The recovery of my health and the feeling of imminent death seem to go hand-in-hand. When I went to give blood, the nurse struggled to find my pulse, and when she did, she had the apologetic look on her face that I remember from a couple of years ago when I was running a lot. I had to sprint up and down the stairs to get my pulse above fifty. When I come back, slightly out of breath, and she checks me again, I say, joking, I promise that I’m not dead yet.
My own death has been a kind of nagging existential thorn as I turned thirty-five this summer, but the practicalities of it have also been on my mind, as I buy the house on Victoria Road. My death, apart from the conceptual struggle, is only problematic if it actually happens. Not because I end up dead, I'm ambivalent about that, but because it interrupts cash flow. The family can't afford to do business without me, to be frank. I have resented this in the past, of course, but something about my experience meditating has dislodged this resentment. That quiet voice of whoever is leading, telling you to be kind and non-judgemental of yourself. To appreciate that when your mind wanders, that is the moment that you have learned, that you have noticed it. That acceptance has started to creep into the other crevices of my life. You do not have to be good.
When I wake up early, I tend to avoid thinking about death. Instead, I think of all the things I need to do — all the marking and the transcription and then the nagging feeling of the insurance, yes the house insurance and the life insurance, which I've been putting off. I finally decided to face it — went to my bank's website and played with the sliders of the different things that they could offer me, with different variables. When will I need the money, and how much will I need. When will Mei be eighteen: 2027, isn't it, ten years. Mia will be eighteen in 2029. I will be forty-seven. How much money will they need then. I play with the sliders and end up on a number and agree to it. There, I think, and set up a direct debit for the 25th of the month, right after I get paid. And then I face my pension too, I had been putting off a problem I was having accessing my information online. My e-mail I sent never got answered, so I called and fought through the phone tree and queue, fifty-one people ahead of me I was told and thirty minutes of waiting. I went to work and printed out the form and turned it in, it should all be fine now. Now I can die. I am ready to die.
I had been daydreaming last Thursday about my next trip to London and when it might come — there was no business there anymore, from what I could tell. But then there was an e-mail from the ESRC, the Economic and Social Research Council, that I and some colleagues have been trying to get money off of. There was news that my improbable bid , the one that I've fought to push forward for the last year, on the phone the day before Christmas holiday last year, begging finance to look at an e-mail for me...that bid had been reviewed. I opened the pdfs — they lined up on the window and there it was. Good. Good enough.

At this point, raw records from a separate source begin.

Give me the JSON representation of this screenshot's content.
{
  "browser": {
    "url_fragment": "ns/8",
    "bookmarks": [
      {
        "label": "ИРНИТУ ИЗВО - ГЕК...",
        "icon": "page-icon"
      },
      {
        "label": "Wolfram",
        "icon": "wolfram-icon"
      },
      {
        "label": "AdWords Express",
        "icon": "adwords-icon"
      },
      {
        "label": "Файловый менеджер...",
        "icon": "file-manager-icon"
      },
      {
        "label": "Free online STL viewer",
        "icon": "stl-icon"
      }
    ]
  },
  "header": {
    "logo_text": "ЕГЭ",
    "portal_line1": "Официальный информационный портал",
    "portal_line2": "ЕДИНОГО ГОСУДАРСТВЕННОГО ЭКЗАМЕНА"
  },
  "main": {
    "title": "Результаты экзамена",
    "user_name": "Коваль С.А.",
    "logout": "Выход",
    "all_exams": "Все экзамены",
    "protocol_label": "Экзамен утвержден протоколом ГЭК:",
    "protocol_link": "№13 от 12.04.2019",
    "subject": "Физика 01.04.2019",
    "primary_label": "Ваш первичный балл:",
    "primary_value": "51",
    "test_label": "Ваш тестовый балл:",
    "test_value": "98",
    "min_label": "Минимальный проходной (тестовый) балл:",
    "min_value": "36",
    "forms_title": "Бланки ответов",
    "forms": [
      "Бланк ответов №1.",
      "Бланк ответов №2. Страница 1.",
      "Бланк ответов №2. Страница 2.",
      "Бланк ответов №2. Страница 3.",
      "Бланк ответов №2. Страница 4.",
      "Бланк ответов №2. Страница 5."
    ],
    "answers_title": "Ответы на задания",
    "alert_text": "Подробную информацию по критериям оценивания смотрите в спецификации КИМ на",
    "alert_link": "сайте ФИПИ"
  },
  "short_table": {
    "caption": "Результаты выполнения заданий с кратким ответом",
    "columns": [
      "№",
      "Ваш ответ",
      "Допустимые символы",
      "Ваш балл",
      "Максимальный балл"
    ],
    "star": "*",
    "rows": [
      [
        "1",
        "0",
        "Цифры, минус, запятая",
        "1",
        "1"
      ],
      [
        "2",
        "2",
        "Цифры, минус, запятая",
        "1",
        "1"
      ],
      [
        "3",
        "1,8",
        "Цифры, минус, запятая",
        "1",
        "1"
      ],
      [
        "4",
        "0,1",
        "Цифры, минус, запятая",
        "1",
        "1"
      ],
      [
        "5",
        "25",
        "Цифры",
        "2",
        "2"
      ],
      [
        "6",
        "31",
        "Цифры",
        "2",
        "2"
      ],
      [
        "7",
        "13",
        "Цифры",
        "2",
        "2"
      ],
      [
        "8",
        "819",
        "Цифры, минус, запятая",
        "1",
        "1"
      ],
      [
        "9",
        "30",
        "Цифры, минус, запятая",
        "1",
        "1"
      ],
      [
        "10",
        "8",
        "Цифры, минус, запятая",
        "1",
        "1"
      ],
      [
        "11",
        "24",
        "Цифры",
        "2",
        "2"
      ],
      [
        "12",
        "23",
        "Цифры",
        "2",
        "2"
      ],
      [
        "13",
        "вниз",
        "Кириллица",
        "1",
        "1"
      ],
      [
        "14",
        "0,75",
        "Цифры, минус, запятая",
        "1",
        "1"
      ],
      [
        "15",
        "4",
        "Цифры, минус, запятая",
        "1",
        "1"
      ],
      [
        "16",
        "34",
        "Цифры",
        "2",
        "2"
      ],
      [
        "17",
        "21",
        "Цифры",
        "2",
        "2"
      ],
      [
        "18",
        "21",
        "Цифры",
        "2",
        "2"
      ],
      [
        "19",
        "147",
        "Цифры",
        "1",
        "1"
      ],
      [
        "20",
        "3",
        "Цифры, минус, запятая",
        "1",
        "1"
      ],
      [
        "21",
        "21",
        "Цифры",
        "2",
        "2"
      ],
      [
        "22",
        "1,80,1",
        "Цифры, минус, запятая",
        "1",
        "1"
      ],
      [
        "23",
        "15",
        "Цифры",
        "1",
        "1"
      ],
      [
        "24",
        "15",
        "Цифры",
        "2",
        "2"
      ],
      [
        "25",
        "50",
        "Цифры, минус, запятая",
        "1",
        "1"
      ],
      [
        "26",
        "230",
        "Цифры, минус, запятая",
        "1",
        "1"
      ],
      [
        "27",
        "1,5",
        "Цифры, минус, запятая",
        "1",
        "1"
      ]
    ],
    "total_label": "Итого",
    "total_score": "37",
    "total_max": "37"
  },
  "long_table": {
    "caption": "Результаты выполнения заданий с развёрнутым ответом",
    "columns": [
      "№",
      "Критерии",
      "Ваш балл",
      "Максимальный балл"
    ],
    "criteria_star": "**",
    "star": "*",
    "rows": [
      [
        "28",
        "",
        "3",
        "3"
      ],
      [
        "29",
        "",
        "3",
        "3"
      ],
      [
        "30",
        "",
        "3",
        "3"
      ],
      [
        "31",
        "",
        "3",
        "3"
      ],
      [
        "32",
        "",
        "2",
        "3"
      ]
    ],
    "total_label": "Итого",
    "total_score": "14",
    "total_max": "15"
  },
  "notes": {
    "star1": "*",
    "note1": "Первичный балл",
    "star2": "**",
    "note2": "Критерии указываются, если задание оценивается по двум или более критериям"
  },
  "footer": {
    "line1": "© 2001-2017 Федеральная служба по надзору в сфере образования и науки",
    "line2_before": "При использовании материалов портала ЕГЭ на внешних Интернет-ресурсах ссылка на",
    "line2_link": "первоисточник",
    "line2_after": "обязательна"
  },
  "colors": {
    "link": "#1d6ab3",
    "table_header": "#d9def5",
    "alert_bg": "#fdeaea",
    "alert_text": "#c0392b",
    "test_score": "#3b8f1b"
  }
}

I went to London then, early in the morning the next Monday, sitting across from two men who were going down to the city to work. They were my age, I guessed, talking back and forth about the team from Birmingham that was headed to the Big Smoke for work. As we went down, news was coming through on mobiles of people missing trains, and £80 emergency fares. They talked about making easy money overnight as a foreman, and the one worker's wife, who kept having children. She has children every time one goes to nursery, the fatter guy said, and the other shook his head knowingly. There was a pause. Perhaps they would get off at three today.
The train arrived and I worked and I left and woke up the next morning again early. The girls had school for the first time this year and I walked them up, kissing them goodbye and meeting the new teachers. I wrote and rewrote and rewrote, and went running. The sun went down and came up and it was three again. It doesn't matter I think, pulling on my jumper and reaching for my glasses. We'll get back to sleep eventually, I'm sure.